マムルーク軍は数人の兵士と馬をその場に残して速やかに撤退することを余儀なくされた。
騎兵は方向転換し、大砲に突進し、ヤンブーのアラブ人約30人を虐殺し、捕らえて敵の元へ向かわせた。
ヤンブーのハッサン軍はモスク、大型船、村の数軒の家、特に壁に銃眼をつけたマムルークの邸宅に逃げ込み、そこに所持品や軍需品、食料の弾薬をすべてを運び込んだ。
アブヌード包囲戦
ベリヤード将軍は旅団を2個縦隊に分割して片方をエップラー(Eppler)大佐に率いさせた。

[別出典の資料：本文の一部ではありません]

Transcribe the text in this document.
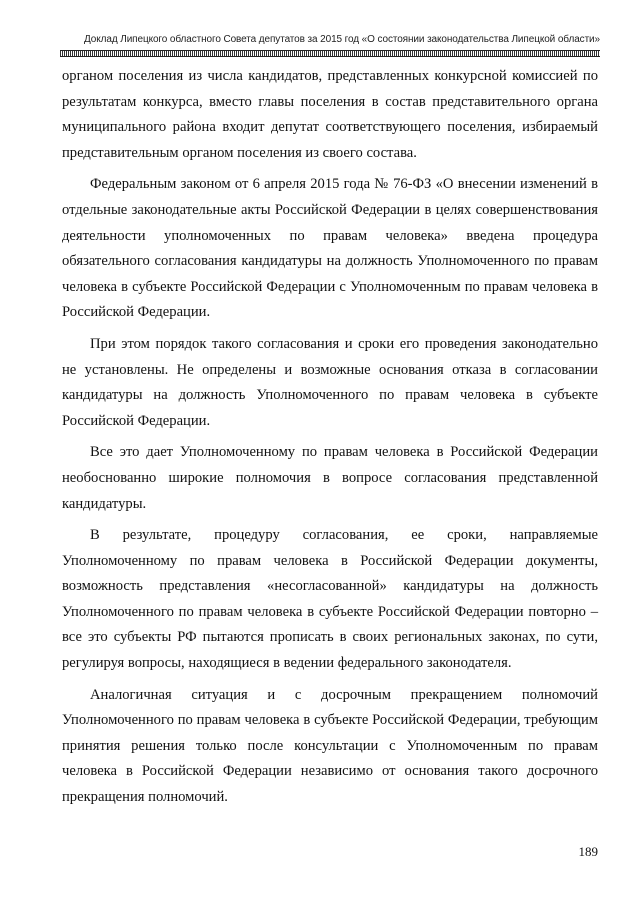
Доклад Липецкого областного Совета депутатов за 2015 год «О состоянии законодательства Липецкой области»

органом поселения из числа кандидатов, представленных конкурсной комиссией по результатам конкурса, вместо главы поселения в состав представительного органа муниципального района входит депутат соответствующего поселения, избираемый представительным органом поселения из своего состава.

Федеральным законом от 6 апреля 2015 года № 76-ФЗ «О внесении изменений в отдельные законодательные акты Российской Федерации в целях совершенствования деятельности уполномоченных по правам человека» введена процедура обязательного согласования кандидатуры на должность Уполномоченного по правам человека в субъекте Российской Федерации с Уполномоченным по правам человека в Российской Федерации.

При этом порядок такого согласования и сроки его проведения законодательно не установлены. Не определены и возможные основания отказа в согласовании кандидатуры на должность Уполномоченного по правам человека в субъекте Российской Федерации.

Все это дает Уполномоченному по правам человека в Российской Федерации необоснованно широкие полномочия в вопросе согласования представленной кандидатуры.

В результате, процедуру согласования, ее сроки, направляемые Уполномоченному по правам человека в Российской Федерации документы, возможность представления «несогласованной» кандидатуры на должность Уполномоченного по правам человека в субъекте Российской Федерации повторно – все это субъекты РФ пытаются прописать в своих региональных законах, по сути, регулируя вопросы, находящиеся в ведении федерального законодателя.

Аналогичная ситуация и с досрочным прекращением полномочий Уполномоченного по правам человека в субъекте Российской Федерации, требующим принятия решения только после консультации с Уполномоченным по правам человека в Российской Федерации независимо от основания такого досрочного прекращения полномочий.

189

ベリヤード将軍は1つ目の縦隊を率いて大きな邸宅を包囲し、エップラー大佐率いる2つ目の縦隊を村に侵入させた。
そしてヤンブーのハッサン軍の立て籠もるモスクや家屋を攻撃し、占領しようとした。
ヤンブー守備隊はあらゆるところから砲撃していた。
フランス軍はボートに乗り込み、船内の者すべてを殺害し、村ではエップラー大佐がモスク内に突入しようとしたが、火災により撤退を余儀なくされた。
その後、モスクは火災で焼け落ち、モスク内に立て籠もっていたヤンブー守備隊は炎の中で死亡した。
村は一瞬にして廃墟となり、通りは死者で溢れかえった。
一方、大きな邸宅は1つ目の縦隊によって包囲されているものの未だ占領を拒んでいた。
包囲軍はすべての出口から大きな門に到着した。
工兵たちが左側の壁を崩している間、別の工兵たちが斧で大きな門を破壊し、騎兵たちは軍需品を保管している建物に隣接している小さなモスクに火を放った。
火は火薬に燃え移ると爆発し、中にいたヤンブーのアラブ人25人が空中に吹き飛ばされ、そして建物の壁は崩壊した。
エップラーは直ちに部隊を集結させ、ライフルを右手で持ちサーベルを口で咥えて裸で邸宅の入り口を守ろうとするヤンブー守備隊の抵抗にもかかわらず、広い中庭を占領することに成功した。
その後、ほとんどの動物は狭い場所に隠れ、数時間後に殺された。
そしてこの日、フランス軍は小帆船「イタリア軍」を除くすべての船、大砲9門、2頭の家畜を取り戻した。
コプトスの戦いにおけるヤンブーのハッサン軍の損失は、指揮官であるヤンブーのハッサンを含む死者1200人と多数の負傷者であり、対するフランス軍の損失は騎兵隊長ブリアンド(Bulliand)を含む死者30人、負傷者30人だったと言われている。